Sunshine and warm breezes draw winter-weary anglers and boaters to the water each spring. However, despite warm air temperatures, water temperatures in this early season remain bone chilling and potentially deadly. That’s why the Pennsylvania Fish and Boat Commission (PFBC) reminds boaters to always wear a life jacket.
Pennsylvania’s boating accident reports reveal a sad, yet preventable, trend. In 2020, there were 11 boating-related deaths across the state. None of the individuals who lost their lives were wearing a life jacket. Already in 2021, three unfortunate fatal boating incidents have occurred — all on private ponds without life jackets onboard—proving that tragedy can strike in your own backyard. Many of these deaths could have been prevented by simply wearing a life jacket.
“Boating safety is something we take very seriously during every season in Pennsylvania, and these recent tragedies have again proven that this is extremely important in early spring,” said Colonel Clyde Warner, PFBC Director of Law Enforcement. “Not having the required life jackets on board or not wearing them in instances where they’re required is not only a serious infraction, it could cost you or a loved one their life. These life jacket requirements are in place to keep boaters safe whether they’re on large lakes, small creeks, or private ponds. Abide by the law and always carry life jackets onboard your boat. More importantly, wear them.”

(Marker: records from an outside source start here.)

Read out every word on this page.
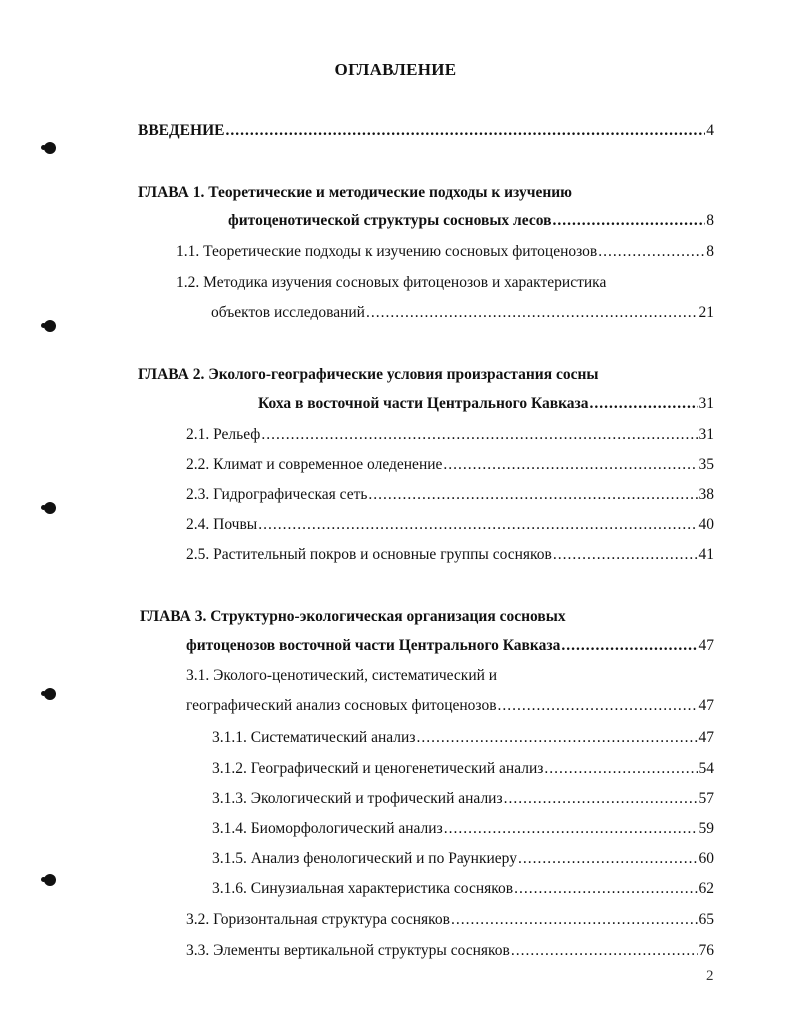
ОГЛАВЛЕНИЕ
ВВЕДЕНИЕ .....	4
ГЛАВА 1. Теоретические и методические подходы к изучению
фитоценотической структуры сосновых лесов .....	8
1.1. Теоретические подходы к изучению сосновых фитоценозов .....	8
1.2. Методика изучения сосновых фитоценозов и характеристика
объектов исследований .....	21
ГЛАВА 2. Эколого-географические условия произрастания сосны
Коха в восточной части Центрального Кавказа .....	31
2.1. Рельеф .....	31
2.2. Климат и современное оледенение .....	35
2.3. Гидрографическая сеть .....	38
2.4. Почвы .....	40
2.5. Растительный покров и основные группы сосняков .....	41
ГЛАВА 3. Структурно-экологическая организация сосновых
фитоценозов восточной части Центрального Кавказа .....	47
3.1. Эколого-ценотический, систематический и
географический анализ сосновых фитоценозов .....	47
3.1.1. Систематический анализ .....	47
3.1.2. Географический и ценогенетический анализ .....	54
3.1.3. Экологический и трофический анализ .....	57
3.1.4. Биоморфологический анализ .....	59
3.1.5. Анализ фенологический и по Раункиеру .....	60
3.1.6. Синузиальная характеристика сосняков .....	62
3.2. Горизонтальная структура сосняков .....	65
3.3. Элементы вертикальной структуры сосняков .....	76
2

From November 1st through April 30th, boaters are required to wear a life jacket while underway or at anchor on boats less than 16 feet in length or any canoe or kayak. This requirement applies even on private ponds. A disproportionate number of boating-related fatalities occur during the months of November through April. Cold water immersion is one of the primary reasons for these deaths, based on Pennsylvania’s boating accident data.
Sudden cold water immersion is one of the main reasons people drown from capsizing or falling overboard in the early spring. When a person is unexpectedly plunged into cold water below 70ºF, the body’s first response is usually an involuntary gasp. It can result in a person inhaling water and hyperventilating which can quickly lead to death. Research on cold water survival indicates that wearing a life jacket significantly increases a person’s chance of survival.
Many boaters don’t wear life jackets because they claim they can swim. However, an American Red Cross survey finds that most Americans overestimate their swimming ability. Overall, the survey finds that more than half of all Americans (54 percent) either can’t swim or lack in basic swimming skills. Cold, fast-moving waters often present in the spring can make treading water very difficult even for those with moderate or better swimming abilities. This is yet another reason to always wear a life jacket while boating.